Preprocessing Pipeline
The preprocessing pipeline performs the following steps:
- Unicode normalization (NFKD)
- ASCII filtering (94 printable characters)
- Password truncation or padding to length 16
- Integer token encoding
- Export dataset as:
train_data.npy
chars.txt
Training Configuration
All models are trained using identical hyperparameters:
| Parameter | Value |
|---|---|
| Optimizer | Adam |
| β1 | 0 |
| β2 | 0.9 |
| Generator LR | 2×10⁻⁵ |
| Critic LR | 1×10⁻⁴ |
| Batch Size | 96 |
| Latent Dimension | 128 |
| Sequence Length | 16 |
| Critic Iterations | 5 |
| Gradient Penalty | λ = 10 |
| Training Budget | 60 epochs |
Conditional experiments use a balanced subset of 250k samples.
Training Environment
Experiments were executed on Kaggle notebooks using:
- GPU: NVIDIA T4 (16 GB VRAM)
- Python: 3.11
- TensorFlow: 2.15
Evaluation Metrics
The following metrics are used for evaluation:
Uniqueness
Fraction of unique samples among generated outputs.
N-gram Coverage
Coverage of 2-gram, 3-gram, and 4-gram patterns between generated and real samples.
Character-Class Fidelity
Comparison of character class distributions between generated and real data.
Conditional Fidelity
Accuracy of generating passwords within the requested length bucket.
Quick Start
Install dependencies:
pip install -r requirements.txt
Preprocess dataset:
python src/preprocess.py
Train model:
python src/train.py
Evaluate results:
python src/evaluate.py
Ethical Considerations
This repository does not release raw password data or generated password samples.
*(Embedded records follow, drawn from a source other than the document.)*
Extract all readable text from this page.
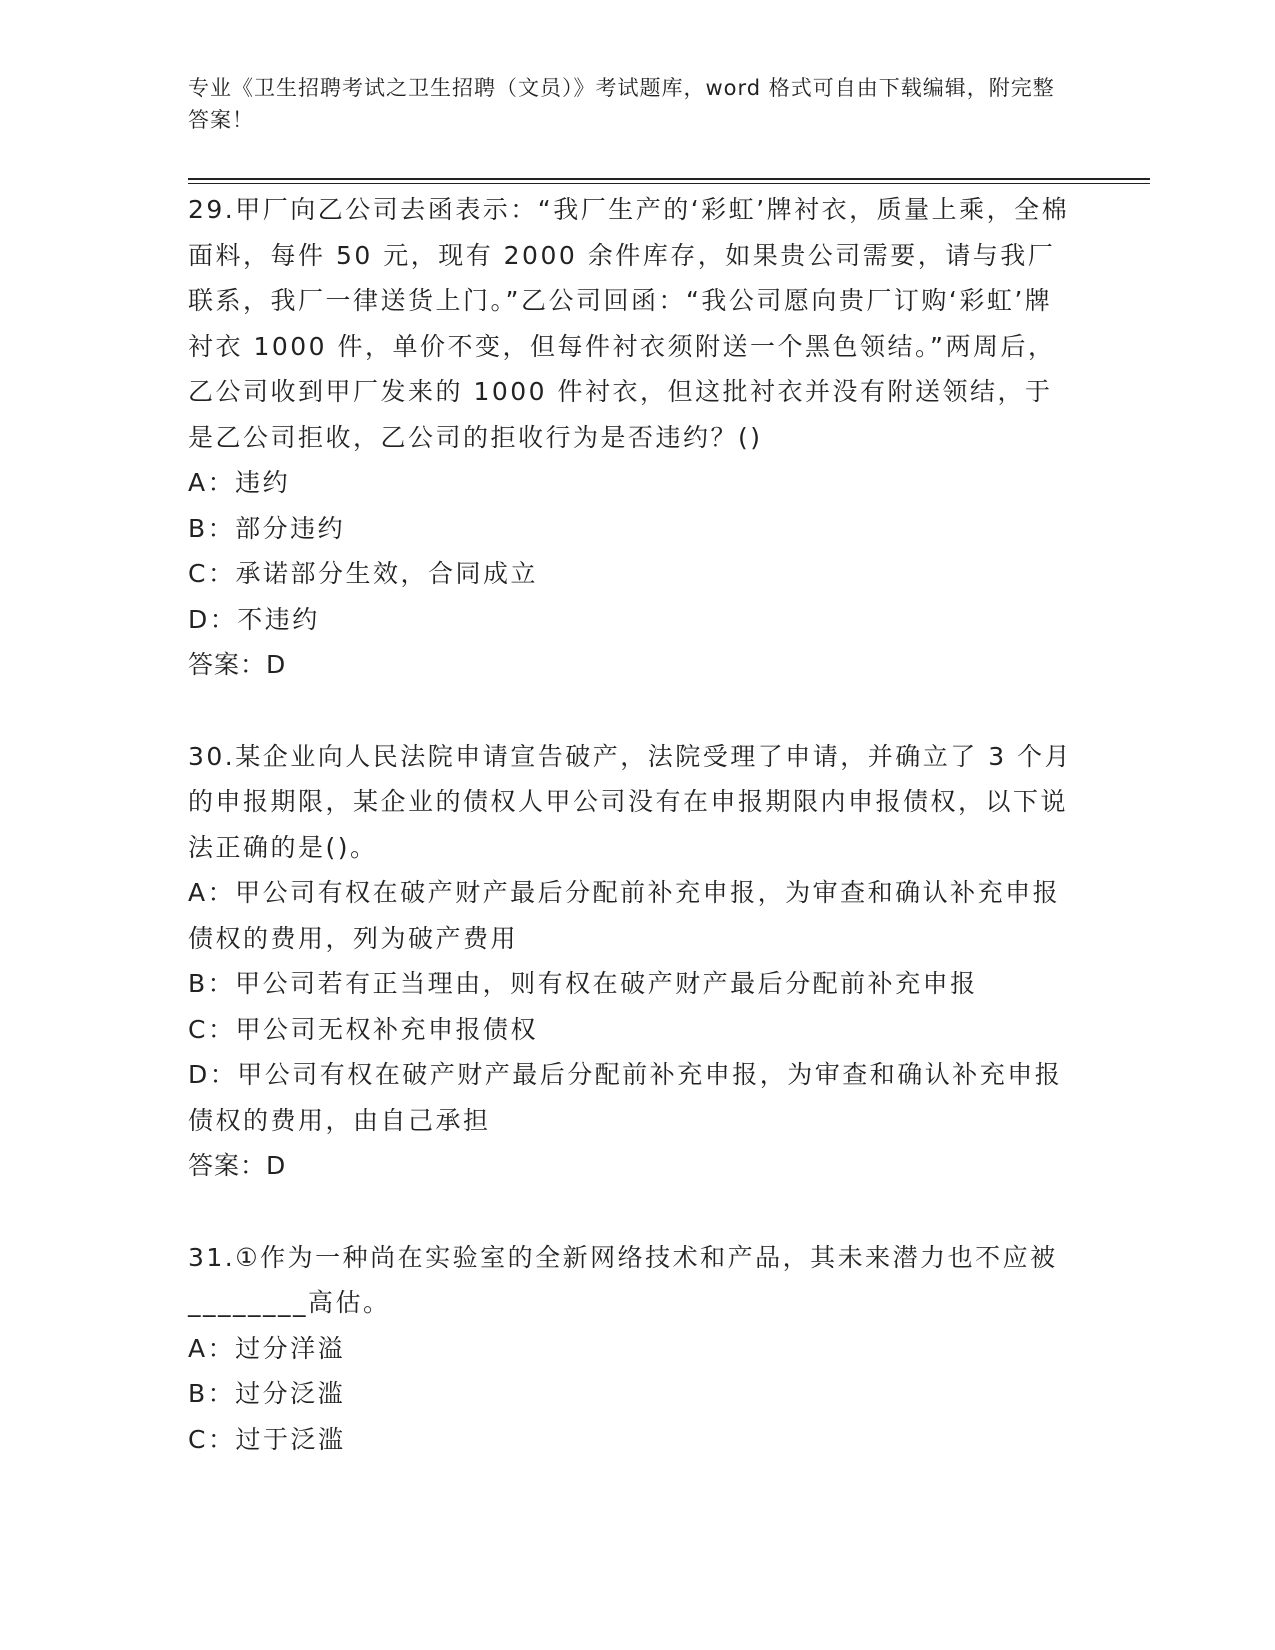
专业《卫生招聘考试之卫生招聘（文员）》考试题库，word 格式可自由下载编辑，附完整答案！

29.甲厂向乙公司去函表示：“我厂生产的‘彩虹’牌衬衣，质量上乘，全棉面料，每件 50 元，现有 2000 余件库存，如果贵公司需要，请与我厂联系，我厂一律送货上门。”乙公司回函：“我公司愿向贵厂订购‘彩虹’牌衬衣 1000 件，单价不变，但每件衬衣须附送一个黑色领结。”两周后，乙公司收到甲厂发来的 1000 件衬衣，但这批衬衣并没有附送领结，于是乙公司拒收，乙公司的拒收行为是否违约？()

A：违约

B：部分违约

C：承诺部分生效，合同成立

D：不违约

答案：D

30.某企业向人民法院申请宣告破产，法院受理了申请，并确立了 3 个月的申报期限，某企业的债权人甲公司没有在申报期限内申报债权，以下说法正确的是()。

A：甲公司有权在破产财产最后分配前补充申报，为审查和确认补充申报债权的费用，列为破产费用

B：甲公司若有正当理由，则有权在破产财产最后分配前补充申报

C：甲公司无权补充申报债权

D：甲公司有权在破产财产最后分配前补充申报，为审查和确认补充申报债权的费用，由自己承担

答案：D

31.①作为一种尚在实验室的全新网络技术和产品，其未来潜力也不应被________高估。

A：过分洋溢

B：过分泛滥

C：过于泛滥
Only aggregate statistics are reported to prevent misuse.
Model Architecture
The proposed FiLM-WGAN-CGAN architecture used for conditional password generation.
Training Loss Curves
Representative generator and critic loss curves during training.
Generated Length Distribution
Comparison of password length distributions between real data and generated samples.
Conditional Fidelity Confusion Matrix
Confusion matrix comparing requested length buckets vs generated outputs.
Character Class Distribution
Comparison of character-class frequencies between generated passwords and real data.
License
This project is licensed under the MIT License.
See LICENSE for details.
The dataset is downloaded during preprocessing and is not included in this repository.